Rob Ford has taken a commanding lead in the Toronto mayoral race, with the support of nearly 46 per cent of decided voters, according to a new poll.
The Nanos Research survey, conducted for CTV, The Globe and Mail, and CP24, shows that Ford has the support of 45.8 per cent of voters who have decided who they would vote for if the election were held today.
The number is more than double his nearest rival, former provincial cabinet minister George Smitherman, who has the support of 21.3 per cent of decided voters.
A lead of that size, this late in the race, will make it difficult for another candidate to catch Ford, pollster Nik Nanos told CTV News.
"What really has to happen is for Rob Ford to make a mistake or some new sensational thing to come on the stage that would disrupt the Ford campaign, so to speak," he said.
Here are the full results for decided voters, although another 25 per cent are still undecided:
- Rob Ford -- 45.8 per cent
- Ex-deputy premier George Smitherman -- 21.3 per cent
- Deputy mayor Joe Pantalone -- 16.8 per cent
- Former Liberal insider Rocco Rossi -- 9.7 per cent
- Business leader Sarah Thomson -- 6.4 per cent
Ford's promise to rein in spending at city hall has resonated in the polls since he entered the race in late March and jumped almost immediately into a statistical tie for the lead.
A Nanos Research poll conducted in June had the penny-pinching Etobicoke city councillor leading Smitherman by two percentage points.
Ford was upbeat on Sunday, but told CTV News his team was not celebrating just yet.
"We're just being very, very humble and working very hard," he told CTV News.

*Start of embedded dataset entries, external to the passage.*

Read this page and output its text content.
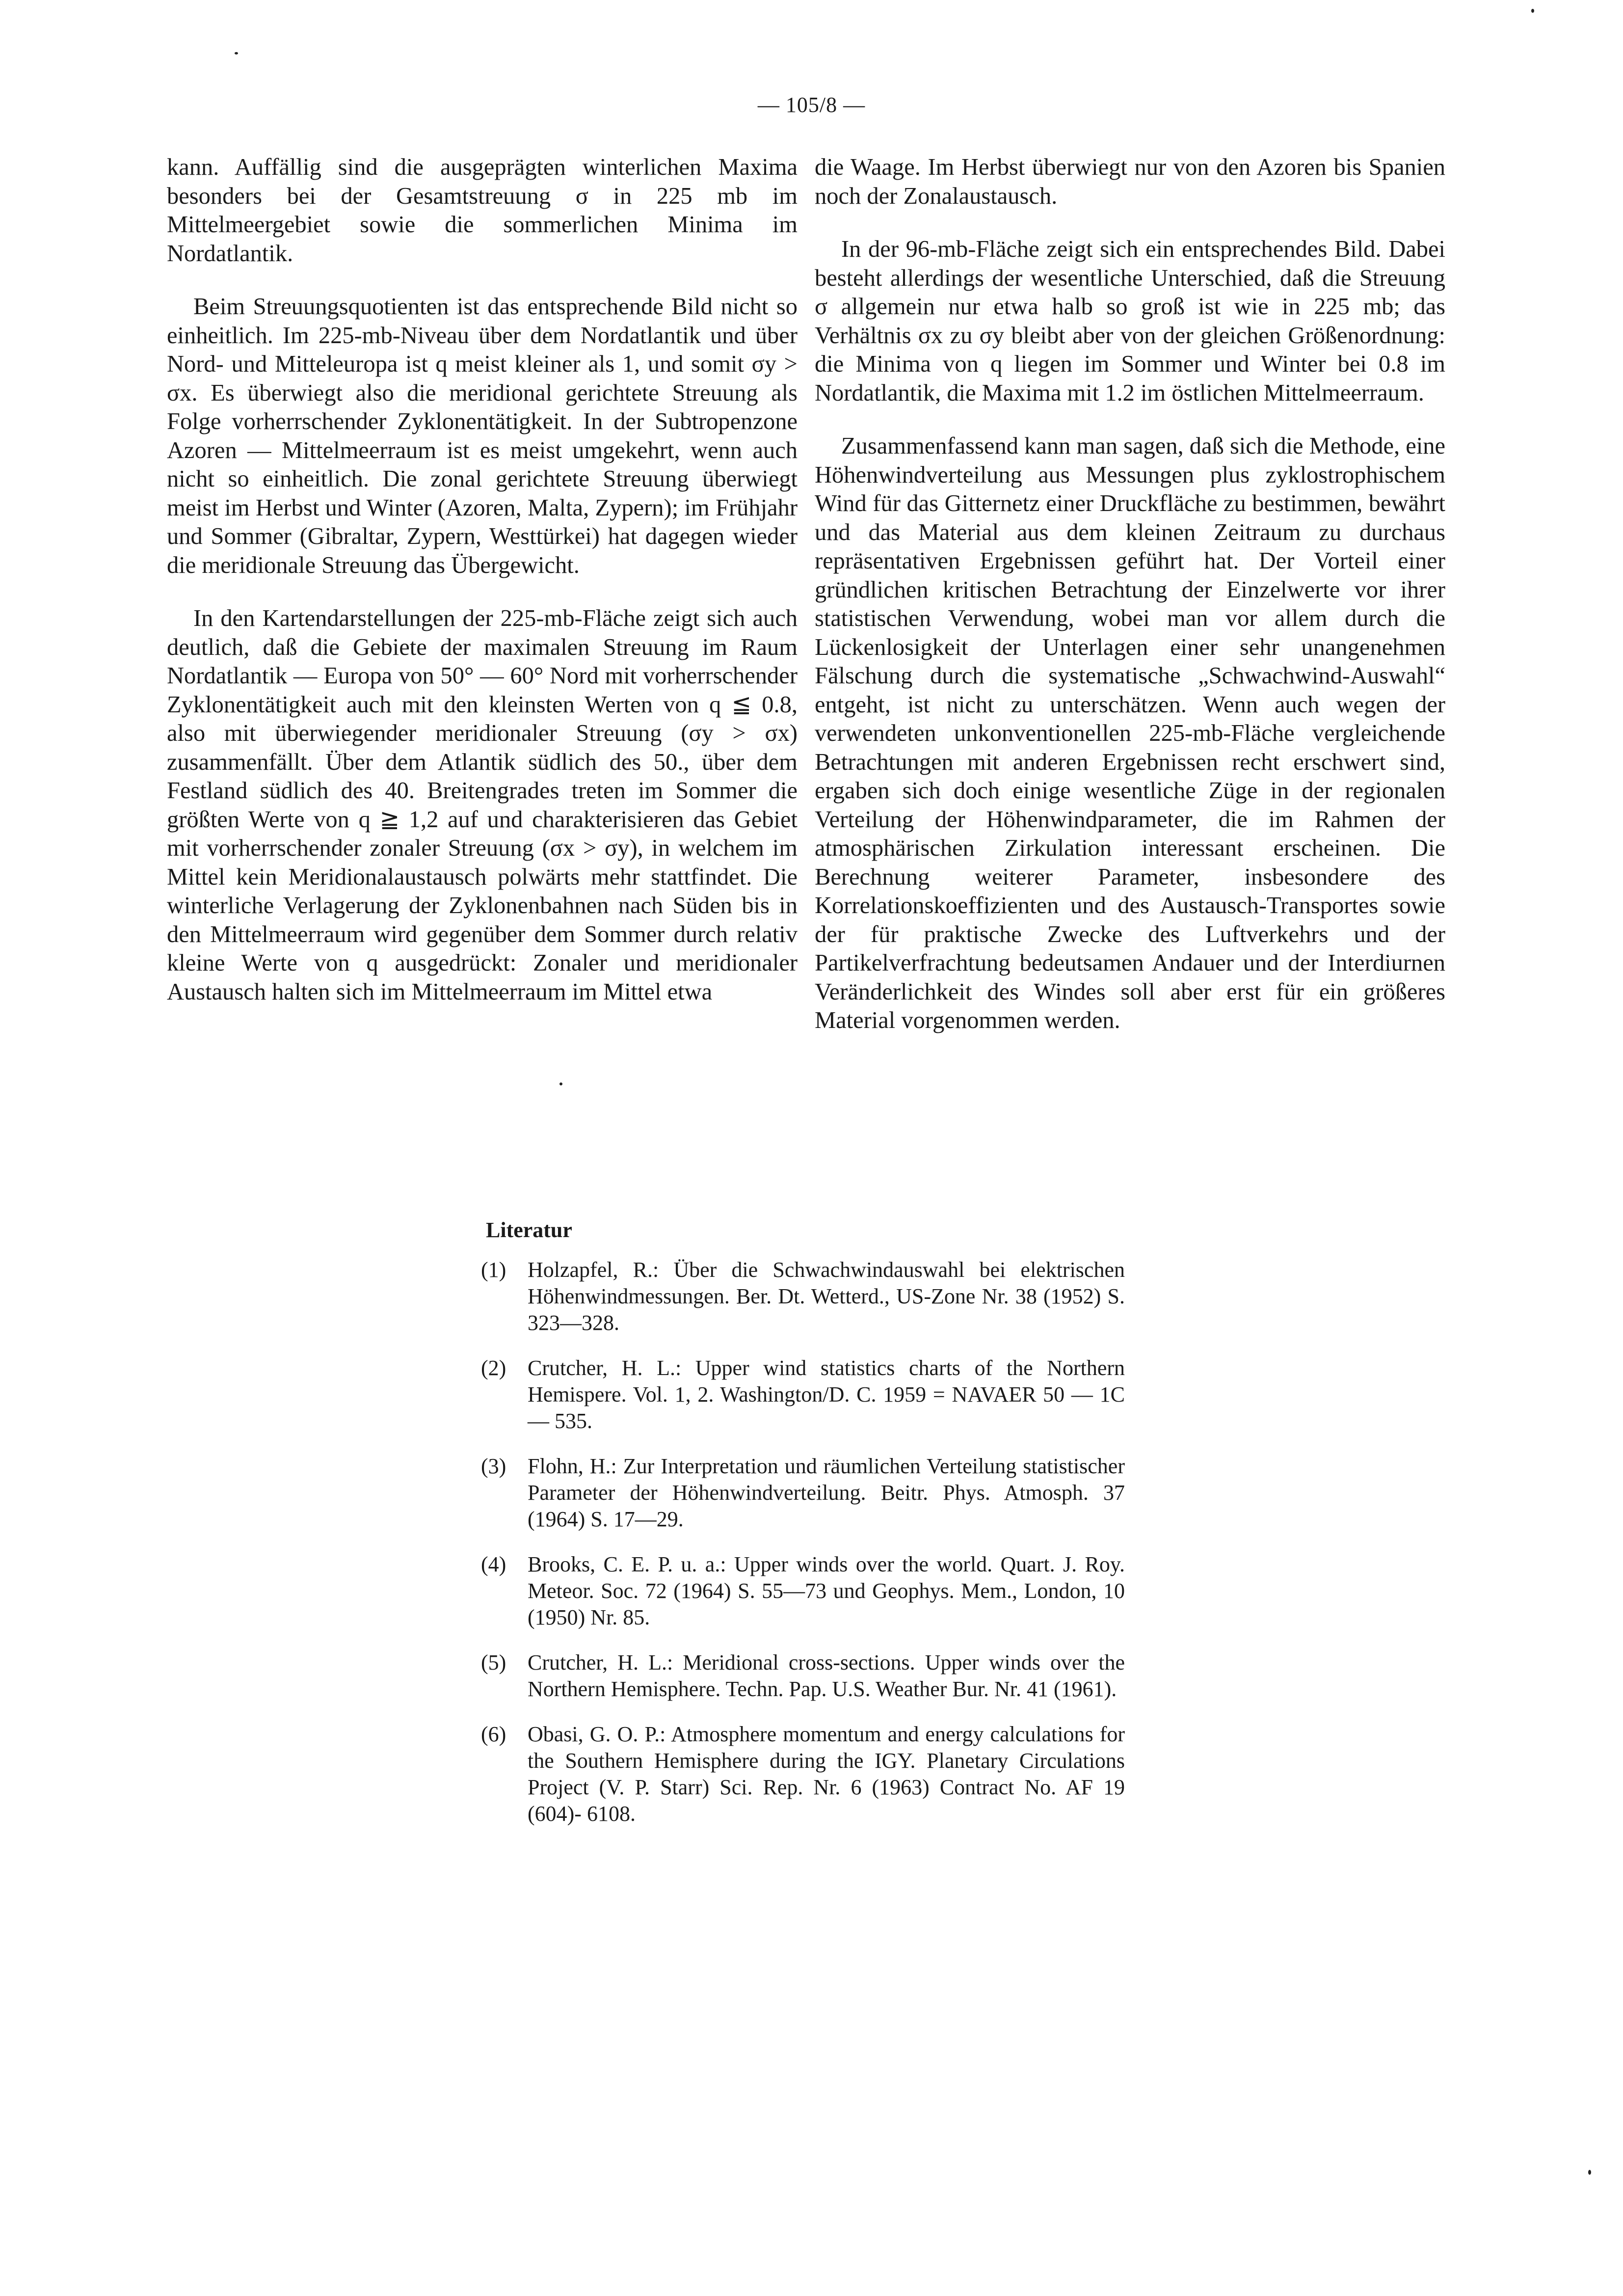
— 105/8 —

kann. Auffällig sind die ausgeprägten winterlichen Maxima besonders bei der Gesamtstreuung σ in 225 mb im Mittelmeergebiet sowie die sommerlichen Minima im Nordatlantik.

Beim Streuungsquotienten ist das entsprechende Bild nicht so einheitlich. Im 225-mb-Niveau über dem Nordatlantik und über Nord- und Mitteleuropa ist q meist kleiner als 1, und somit σy > σx. Es überwiegt also die meridional gerichtete Streuung als Folge vorherrschender Zyklonentätigkeit. In der Subtropenzone Azoren — Mittelmeerraum ist es meist umgekehrt, wenn auch nicht so einheitlich. Die zonal gerichtete Streuung überwiegt meist im Herbst und Winter (Azoren, Malta, Zypern); im Frühjahr und Sommer (Gibraltar, Zypern, Westtürkei) hat dagegen wieder die meridionale Streuung das Übergewicht.

In den Kartendarstellungen der 225-mb-Fläche zeigt sich auch deutlich, daß die Gebiete der maximalen Streuung im Raum Nordatlantik — Europa von 50° — 60° Nord mit vorherrschender Zyklonentätigkeit auch mit den kleinsten Werten von q ≦ 0.8, also mit überwiegender meridionaler Streuung (σy > σx) zusammenfällt. Über dem Atlantik südlich des 50., über dem Festland südlich des 40. Breitengrades treten im Sommer die größten Werte von q ≧ 1,2 auf und charakterisieren das Gebiet mit vorherrschender zonaler Streuung (σx > σy), in welchem im Mittel kein Meridionalaustausch polwärts mehr stattfindet. Die winterliche Verlagerung der Zyklonenbahnen nach Süden bis in den Mittelmeerraum wird gegenüber dem Sommer durch relativ kleine Werte von q ausgedrückt: Zonaler und meridionaler Austausch halten sich im Mittelmeerraum im Mittel etwa

die Waage. Im Herbst überwiegt nur von den Azoren bis Spanien noch der Zonalaustausch.

In der 96-mb-Fläche zeigt sich ein entsprechendes Bild. Dabei besteht allerdings der wesentliche Unterschied, daß die Streuung σ allgemein nur etwa halb so groß ist wie in 225 mb; das Verhältnis σx zu σy bleibt aber von der gleichen Größenordnung: die Minima von q liegen im Sommer und Winter bei 0.8 im Nordatlantik, die Maxima mit 1.2 im östlichen Mittelmeerraum.

Zusammenfassend kann man sagen, daß sich die Methode, eine Höhenwindverteilung aus Messungen plus zyklostrophischem Wind für das Gitternetz einer Druckfläche zu bestimmen, bewährt und das Material aus dem kleinen Zeitraum zu durchaus repräsentativen Ergebnissen geführt hat. Der Vorteil einer gründlichen kritischen Betrachtung der Einzelwerte vor ihrer statistischen Verwendung, wobei man vor allem durch die Lückenlosigkeit der Unterlagen einer sehr unangenehmen Fälschung durch die systematische „Schwachwind-Auswahl“ entgeht, ist nicht zu unterschätzen. Wenn auch wegen der verwendeten unkonventionellen 225-mb-Fläche vergleichende Betrachtungen mit anderen Ergebnissen recht erschwert sind, ergaben sich doch einige wesentliche Züge in der regionalen Verteilung der Höhenwindparameter, die im Rahmen der atmosphärischen Zirkulation interessant erscheinen. Die Berechnung weiterer Parameter, insbesondere des Korrelationskoeffizienten und des Austausch-Transportes sowie der für praktische Zwecke des Luftverkehrs und der Partikelverfrachtung bedeutsamen Andauer und der Interdiurnen Veränderlichkeit des Windes soll aber erst für ein größeres Material vorgenommen werden.

Literatur
(1) Holzapfel, R.: Über die Schwachwindauswahl bei elektrischen Höhenwindmessungen. Ber. Dt. Wetterd., US-Zone Nr. 38 (1952) S. 323—328.
(2) Crutcher, H. L.: Upper wind statistics charts of the Northern Hemispere. Vol. 1, 2. Washington/D. C. 1959 = NAVAER 50 — 1C — 535.
(3) Flohn, H.: Zur Interpretation und räumlichen Verteilung statistischer Parameter der Höhenwindverteilung. Beitr. Phys. Atmosph. 37 (1964) S. 17—29.
(4) Brooks, C. E. P. u. a.: Upper winds over the world. Quart. J. Roy. Meteor. Soc. 72 (1964) S. 55—73 und Geophys. Mem., London, 10 (1950) Nr. 85.
(5) Crutcher, H. L.: Meridional cross-sections. Upper winds over the Northern Hemisphere. Techn. Pap. U.S. Weather Bur. Nr. 41 (1961).
(6) Obasi, G. O. P.: Atmosphere momentum and energy calculations for the Southern Hemisphere during the IGY. Planetary Circulations Project (V. P. Starr) Sci. Rep. Nr. 6 (1963) Contract No. AF 19 (604)- 6108.
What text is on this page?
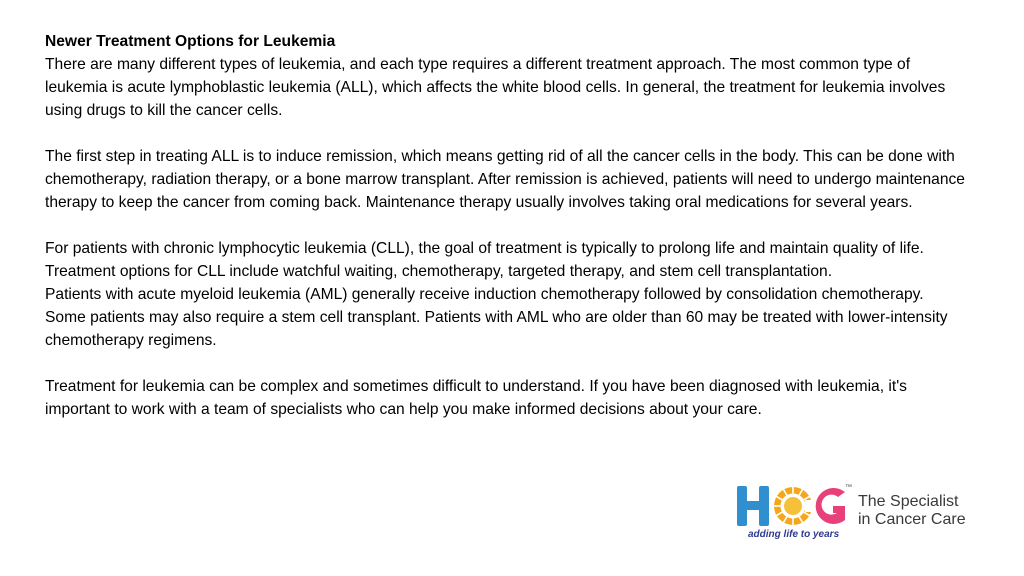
Newer Treatment Options for Leukemia

There are many different types of leukemia, and each type requires a different treatment approach. The most common type of leukemia is acute lymphoblastic leukemia (ALL), which affects the white blood cells. In general, the treatment for leukemia involves using drugs to kill the cancer cells.

The first step in treating ALL is to induce remission, which means getting rid of all the cancer cells in the body. This can be done with chemotherapy, radiation therapy, or a bone marrow transplant. After remission is achieved, patients will need to undergo maintenance therapy to keep the cancer from coming back. Maintenance therapy usually involves taking oral medications for several years.

For patients with chronic lymphocytic leukemia (CLL), the goal of treatment is typically to prolong life and maintain quality of life. Treatment options for CLL include watchful waiting, chemotherapy, targeted therapy, and stem cell transplantation.

Patients with acute myeloid leukemia (AML) generally receive induction chemotherapy followed by consolidation chemotherapy. Some patients may also require a stem cell transplant. Patients with AML who are older than 60 may be treated with lower-intensity chemotherapy regimens.

Treatment for leukemia can be complex and sometimes difficult to understand. If you have been diagnosed with leukemia, it's important to work with a team of specialists who can help you make informed decisions about your care.

™
adding life to years
The Specialist
in Cancer Care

Smitherman, who took part in Sunday's AIDS Walk, was not deterred by the poll results, especially since 25 per cent of voters are still undecided.
"There are two candidates with the prospect of being mayor and I'm really hoping to marshal more people behind my vision for a city that's inclusive and that builds on Toronto's strengths rather than rips it apart," he said.
Rossi's campaign was forging ahead, despite slipping slightly in the polls. Campaign manager Bernie Morton said he is hoping to capture the anti-Ford vote.
"We expect that Torontonians are now going to rally behinda coalition-style candidate who can take on Rob Ford and it will be a horse race down to the end," Morton said.
The poll was a random telephone survey of 1,021 likely voters and can be considered accurate within 3.1 percentage points, 19 times out of 20. The polling took place between September 14 and 16.